Сделав вывод о дальнейшей жизни я уже спокойно слушал риторические разглагольствования полковника об армейских буднях, священном долге перед социалистической Родине и т.д., стараясь не думать о ноющих ногах, об общей усталости тела, о все большем голоде.

будущие месяцы точно будут весьма тяжелыми. При чем не морально, к сему я уже привык, а физически. И что делать? Сожми челюсти и терпи. Не ты первый, не ты последний. В XVIII веке вообще работали по рецепту: «Вот тебе два рекрута, выдай мне из них одного солдата».

В ХХ веке нравы уже куда мягче и до смерти над новобранцами не издеваются. Так только учат служить и Родину любить.

Бороздин, наконец, закончил свою военно-педагогическую речь с элементами псевдопатриотизма. И разрешил нам распределятся по ротам. Их было шесть штук и удивленно заметил, что в моей третьей роте находятся все знакомые мне рожи. Оказывается, сопровождающие заранее распределили нас по будущим ротам уже в поезде. Немного условно говоря, каждые два вагона — это рота. Причем по армейской смекалке, передней была не первая рота. Нет, наша третья. А первая и вторая, хотя и были, но оказались где-то в середине.

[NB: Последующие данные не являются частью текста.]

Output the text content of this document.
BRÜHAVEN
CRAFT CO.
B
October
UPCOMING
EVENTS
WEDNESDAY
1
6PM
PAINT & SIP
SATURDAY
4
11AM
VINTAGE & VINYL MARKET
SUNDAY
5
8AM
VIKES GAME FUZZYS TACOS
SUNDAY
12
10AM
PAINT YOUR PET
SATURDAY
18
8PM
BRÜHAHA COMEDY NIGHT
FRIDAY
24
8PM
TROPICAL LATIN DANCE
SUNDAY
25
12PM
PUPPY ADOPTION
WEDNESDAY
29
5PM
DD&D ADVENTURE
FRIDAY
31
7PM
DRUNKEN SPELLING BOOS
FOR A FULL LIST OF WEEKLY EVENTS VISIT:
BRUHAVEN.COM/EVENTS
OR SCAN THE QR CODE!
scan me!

Распределились, получили матрацы, подушки, постельное белье и рухнули без сил. Ура, мы в армии. Начинается отчет двух лет!

Глава 2

В положенное по уставу время — 6.00 — прозвучал сигнал страшной для многих побудки. Среди коек, окончательно будя их хозяев, величественно стал ходить старшина роты сержант Малов по прозвищу Кормилец. Название это — смешное и зачастую дурное — появилось из-за частого обращения сержанта к подчиненным новобранцам именно таким образом.

— Эй, кормилец, — говорил он им ласково и уж только потом нудно распекал, страшно грозил и, наконец, изобретательно наказывал.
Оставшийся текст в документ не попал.